Even the Department of the Environment, Transport and the Regions (DETR) has realized that the rolling revision of most of the Building Regulations Approved Documents (Parts A, B, E, F, H, J, L and M are all up for grabs) has been a source of concern for the building industry; specifiers, suppliers and contractors alike.

Everybody knows that something is afoot, but nobody has been willing or able to commit to anything definitive until the ubiquitous consultation and appraisal processes have ended.

For Part L, 'Conservation of Fuel and Power', that time is now (though minister for housing, planning and construction Nick Raynsford warns that the draft 'cannot be finalized' until responses to the current consultation on Part E, Resistance to the passage of sound have been received).

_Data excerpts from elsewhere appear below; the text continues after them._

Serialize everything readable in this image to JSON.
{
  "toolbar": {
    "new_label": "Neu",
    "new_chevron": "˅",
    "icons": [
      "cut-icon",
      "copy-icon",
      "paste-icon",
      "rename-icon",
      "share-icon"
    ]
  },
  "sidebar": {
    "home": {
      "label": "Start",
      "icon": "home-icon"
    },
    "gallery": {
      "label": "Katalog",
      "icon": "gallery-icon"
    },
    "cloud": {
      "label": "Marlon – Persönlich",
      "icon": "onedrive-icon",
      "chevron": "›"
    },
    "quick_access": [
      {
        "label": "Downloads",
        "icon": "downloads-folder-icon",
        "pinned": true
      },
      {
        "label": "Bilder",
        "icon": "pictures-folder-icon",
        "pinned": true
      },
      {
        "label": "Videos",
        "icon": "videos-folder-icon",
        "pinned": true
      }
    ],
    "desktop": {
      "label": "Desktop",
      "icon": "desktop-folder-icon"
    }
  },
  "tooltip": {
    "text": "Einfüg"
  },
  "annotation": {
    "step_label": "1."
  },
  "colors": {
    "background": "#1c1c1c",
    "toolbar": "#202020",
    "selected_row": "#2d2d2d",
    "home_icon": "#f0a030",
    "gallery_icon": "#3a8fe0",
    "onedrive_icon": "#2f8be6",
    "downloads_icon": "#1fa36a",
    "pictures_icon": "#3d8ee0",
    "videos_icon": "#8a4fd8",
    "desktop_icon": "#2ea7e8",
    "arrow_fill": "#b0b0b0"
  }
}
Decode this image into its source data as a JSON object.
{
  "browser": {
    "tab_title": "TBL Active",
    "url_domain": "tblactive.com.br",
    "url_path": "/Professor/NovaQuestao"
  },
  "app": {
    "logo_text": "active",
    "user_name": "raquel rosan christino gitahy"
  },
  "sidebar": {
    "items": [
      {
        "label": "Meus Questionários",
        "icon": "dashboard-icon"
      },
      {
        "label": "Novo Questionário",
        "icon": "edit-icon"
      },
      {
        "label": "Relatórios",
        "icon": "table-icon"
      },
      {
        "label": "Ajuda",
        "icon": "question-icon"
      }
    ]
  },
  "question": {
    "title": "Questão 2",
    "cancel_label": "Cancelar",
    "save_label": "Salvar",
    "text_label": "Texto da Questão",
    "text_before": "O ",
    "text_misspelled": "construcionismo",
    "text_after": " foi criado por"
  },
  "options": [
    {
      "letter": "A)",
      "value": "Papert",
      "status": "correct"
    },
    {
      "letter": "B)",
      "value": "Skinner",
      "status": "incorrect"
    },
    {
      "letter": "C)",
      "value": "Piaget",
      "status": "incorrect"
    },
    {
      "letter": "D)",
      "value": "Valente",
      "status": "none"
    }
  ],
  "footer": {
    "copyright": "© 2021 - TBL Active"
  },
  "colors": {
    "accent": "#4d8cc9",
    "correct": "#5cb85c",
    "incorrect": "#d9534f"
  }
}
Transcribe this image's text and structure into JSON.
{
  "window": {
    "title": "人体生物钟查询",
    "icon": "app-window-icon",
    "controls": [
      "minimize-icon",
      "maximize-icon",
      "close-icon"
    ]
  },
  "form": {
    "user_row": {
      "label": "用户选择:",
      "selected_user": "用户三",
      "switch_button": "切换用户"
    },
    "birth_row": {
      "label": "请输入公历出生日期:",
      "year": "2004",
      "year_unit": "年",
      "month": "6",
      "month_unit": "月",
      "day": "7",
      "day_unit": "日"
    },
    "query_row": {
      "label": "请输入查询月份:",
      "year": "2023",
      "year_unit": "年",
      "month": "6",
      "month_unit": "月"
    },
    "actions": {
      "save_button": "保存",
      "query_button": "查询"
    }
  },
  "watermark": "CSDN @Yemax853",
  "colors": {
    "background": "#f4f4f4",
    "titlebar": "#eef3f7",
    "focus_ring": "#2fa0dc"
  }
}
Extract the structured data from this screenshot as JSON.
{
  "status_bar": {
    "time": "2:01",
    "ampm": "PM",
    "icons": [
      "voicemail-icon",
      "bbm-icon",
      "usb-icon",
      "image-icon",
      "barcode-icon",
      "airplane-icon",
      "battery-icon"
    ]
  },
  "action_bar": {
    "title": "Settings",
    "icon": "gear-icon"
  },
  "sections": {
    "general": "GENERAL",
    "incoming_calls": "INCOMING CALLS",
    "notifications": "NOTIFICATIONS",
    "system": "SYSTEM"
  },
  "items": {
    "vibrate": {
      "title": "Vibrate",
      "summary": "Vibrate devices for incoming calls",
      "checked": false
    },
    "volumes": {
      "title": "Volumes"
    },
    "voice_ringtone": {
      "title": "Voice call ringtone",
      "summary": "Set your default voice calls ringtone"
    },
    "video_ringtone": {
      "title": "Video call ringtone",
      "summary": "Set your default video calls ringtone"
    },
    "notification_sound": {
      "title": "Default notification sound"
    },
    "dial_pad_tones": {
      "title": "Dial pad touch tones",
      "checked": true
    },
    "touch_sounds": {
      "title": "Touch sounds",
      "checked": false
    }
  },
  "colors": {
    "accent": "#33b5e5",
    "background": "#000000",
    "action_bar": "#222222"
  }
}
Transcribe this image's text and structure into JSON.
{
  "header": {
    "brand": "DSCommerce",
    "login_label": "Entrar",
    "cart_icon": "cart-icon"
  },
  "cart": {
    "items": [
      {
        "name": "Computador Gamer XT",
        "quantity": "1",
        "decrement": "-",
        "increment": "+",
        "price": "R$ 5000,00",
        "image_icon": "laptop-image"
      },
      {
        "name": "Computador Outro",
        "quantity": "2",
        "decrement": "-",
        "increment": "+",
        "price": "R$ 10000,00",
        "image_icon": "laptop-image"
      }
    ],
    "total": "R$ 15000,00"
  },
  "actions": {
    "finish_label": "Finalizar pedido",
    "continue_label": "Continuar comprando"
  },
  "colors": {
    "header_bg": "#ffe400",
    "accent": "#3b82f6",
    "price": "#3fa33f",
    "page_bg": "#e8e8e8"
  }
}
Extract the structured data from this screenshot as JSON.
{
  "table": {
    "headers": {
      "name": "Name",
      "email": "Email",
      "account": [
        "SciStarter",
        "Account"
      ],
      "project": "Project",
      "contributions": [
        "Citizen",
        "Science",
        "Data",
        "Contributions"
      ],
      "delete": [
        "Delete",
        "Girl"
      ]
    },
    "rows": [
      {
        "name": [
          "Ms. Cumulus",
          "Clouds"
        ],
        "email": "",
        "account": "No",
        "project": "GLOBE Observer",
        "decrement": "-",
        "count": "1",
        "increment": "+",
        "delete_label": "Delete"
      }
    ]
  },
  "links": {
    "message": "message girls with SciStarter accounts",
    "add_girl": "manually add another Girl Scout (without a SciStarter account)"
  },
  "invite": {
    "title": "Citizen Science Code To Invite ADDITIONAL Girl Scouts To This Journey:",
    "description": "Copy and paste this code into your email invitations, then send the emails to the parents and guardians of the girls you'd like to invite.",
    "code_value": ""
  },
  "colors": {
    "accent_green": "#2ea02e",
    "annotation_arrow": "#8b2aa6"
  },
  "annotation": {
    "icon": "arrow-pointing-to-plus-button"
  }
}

Remarkably (or should that be unsurprisingly) there were only 370 responses to the consultation. To allay the fears that the industry is unprepared for massively changed legislation, the DETR has decided to issue a 'draft interim' document.

When questioned by the AJ, a spokesman from the DETR said that there were no plans for the department to provide any guidance, training, seminars or conferences on the subject, adding 'that will have to be done by the industry itself '. This may be an attempt to provide an opportunity for self-improvement through CPD, and a financial boost for 'training consultants', but it has the potential to create some misunderstanding.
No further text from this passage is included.